Ils avaient ainsi enjoint l’Etat d’autoriser le rapatriement et l’inhumation au Sénégal des dépouilles des deux compatriotes décédés à Paris et en Italie. Ils avaient aussi demandé que les autorités étatiques prennent toutes les mesures d’accompagnement utiles, à chaque fois que des familles demandent le rapatriement au pays des corps des ressortissants sénégalais décédés à l’étranger du coronavirus.

Mais dans son verdict rendu hier, le juge de la Chambre administrative de la Cour suprême, Abdoulaye Ndiaye, a indiqué qu’il y a certes une atteinte aux libertés fondamentales, mais que cette atteinte n’est pas illégitime, parce qu’il y a une controverse sur la nature de la contagiosité du corps de la personne décédée. 

En effet, les scientifiques n’étant pas tombés d’accord unanimes sur la question (la contagion du corps dans un cercueil sécurisé), la cour a jugé prudent de ne pas autoriser le rapatriement des corps à cause, des risques de contagion pour la population. Ce qui peut constituer une menace pour la santé publique.  

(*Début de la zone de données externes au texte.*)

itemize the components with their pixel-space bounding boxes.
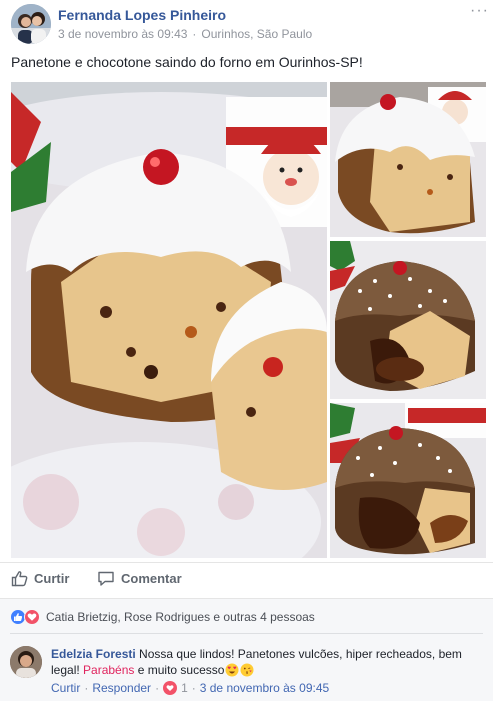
post-location[interactable]: Ourinhos, São Paulo bbox=[201, 27, 312, 41]
photo-thumb-2[interactable] bbox=[330, 241, 486, 399]
comment-like-link[interactable]: Curtir bbox=[51, 681, 80, 695]
photo-thumb-3[interactable] bbox=[330, 403, 486, 558]
love-reaction-icon bbox=[24, 609, 40, 625]
comment-timestamp[interactable]: 3 de novembro às 09:45 bbox=[200, 681, 329, 695]
comment-button[interactable]: Comentar bbox=[97, 570, 182, 587]
photo-main[interactable] bbox=[11, 82, 327, 558]
comment-icon bbox=[98, 571, 114, 586]
meta-separator: · bbox=[192, 27, 197, 41]
panettone-photo-icon bbox=[330, 82, 486, 237]
heart-eyes-emoji-icon bbox=[225, 663, 239, 677]
reactions-section: Catia Brietzig, Rose Rodrigues e outras … bbox=[0, 598, 493, 701]
comment-actions: Curtir · Responder · 1 · 3 de novembro à… bbox=[51, 681, 329, 695]
post-header: Fernanda Lopes Pinheiro 3 de novembro às… bbox=[0, 0, 493, 50]
more-options-icon[interactable]: ··· bbox=[470, 2, 489, 20]
reaction-names: Catia Brietzig, Rose Rodrigues e outras … bbox=[46, 610, 315, 624]
comment-text-end: e muito sucesso bbox=[134, 663, 225, 677]
chocottone-photo-icon bbox=[330, 241, 486, 399]
author-avatar[interactable] bbox=[11, 4, 51, 44]
kiss-emoji-icon bbox=[240, 663, 254, 677]
like-button[interactable]: Curtir bbox=[11, 570, 69, 587]
panettone-photo-icon bbox=[11, 82, 327, 558]
separator: · bbox=[84, 681, 89, 695]
post-caption: Panetone e chocotone saindo do forno em … bbox=[11, 54, 363, 70]
comment-reply-link[interactable]: Responder bbox=[92, 681, 151, 695]
divider bbox=[10, 633, 483, 634]
chocottone-photo-icon bbox=[330, 403, 486, 558]
author-name[interactable]: Fernanda Lopes Pinheiro bbox=[58, 7, 226, 23]
reaction-summary[interactable]: Catia Brietzig, Rose Rodrigues e outras … bbox=[10, 609, 315, 625]
photo-grid bbox=[11, 82, 486, 558]
like-label: Curtir bbox=[34, 571, 70, 586]
comment-reaction-count: 1 bbox=[181, 681, 188, 695]
comment-body: Edelzia Foresti Nossa que lindos! Paneto… bbox=[51, 646, 471, 678]
separator: · bbox=[155, 681, 160, 695]
photo-thumb-1[interactable] bbox=[330, 82, 486, 237]
separator: · bbox=[191, 681, 196, 695]
post-date[interactable]: 3 de novembro às 09:43 bbox=[58, 27, 187, 41]
comment-highlight[interactable]: Parabéns bbox=[83, 663, 134, 677]
commenter-avatar[interactable] bbox=[10, 646, 42, 678]
comment-love-icon[interactable] bbox=[163, 681, 178, 695]
post-actions: Curtir Comentar bbox=[0, 562, 493, 594]
thumbs-up-icon bbox=[11, 571, 28, 587]
comment-label: Comentar bbox=[121, 571, 182, 586]
commenter-name[interactable]: Edelzia Foresti bbox=[51, 647, 136, 661]
post-meta: 3 de novembro às 09:43 · Ourinhos, São P… bbox=[58, 27, 312, 41]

Un argument jugé impertinent et inconcevable par les avocats des requérants ainsi que les députés de la diaspora qui étaient venus soutenir le dossier. ‘’ En fait, le juge a renvoyé les parties dos-à-dos, parce qu’on souhaiterait que cette contradiction soit purgée. Si l’on nous avait opposé des arguments scientifiques sanitaires, la diaspora serait prête à accepter la décision.  Mais là, on nous renvoie à l’incertitude pour nous dire que le juge administratif ne peut pas apprécier le risque.  On aurait souhaité, même si la justice n’a pas ordonné, que la décision soit de nature à apaiser, à convaincre, parce que le principe de proportionnalité voudrait que même si l’on doit porter atteinte à une liberté fondamentale, il faut que l’intérêt protégé soit supérieur. Nous sommes d’accord sur le droit à la santé, à la vie, mais si nous devront sacrifier des libertés fondamentales comme la liberté religieuse funéraire, il faut qu’on nous démontre que l’exercice de cette liberté serait de nature à porter atteinte au droit de la santé’’, a martelé Me Assane Dioma Ndiaye du réseau des avocats soutenant ce dossier, à sa sortie d’audience.

‘’Nous ne nous attendions pas à plus que cela, parce que nous sommes en face d’un Etat orgueilleux qui s’est barricadé derrière ses institutions. Nous jugeons injuste cette décision. Malheureusement, il n’y a plus rien à faire. Le Sénégal a laissé ses fils de la diaspora. Maintenant que la Cour suprême nous a déboutés, on ne peut plus rien espérer de notre justice. Cependant, nous allons mettre la pression politique et porter l’affaire devant l’opinion internationale pour avoir gain de cause’’, renchérit le député de la diaspora Nango Seck.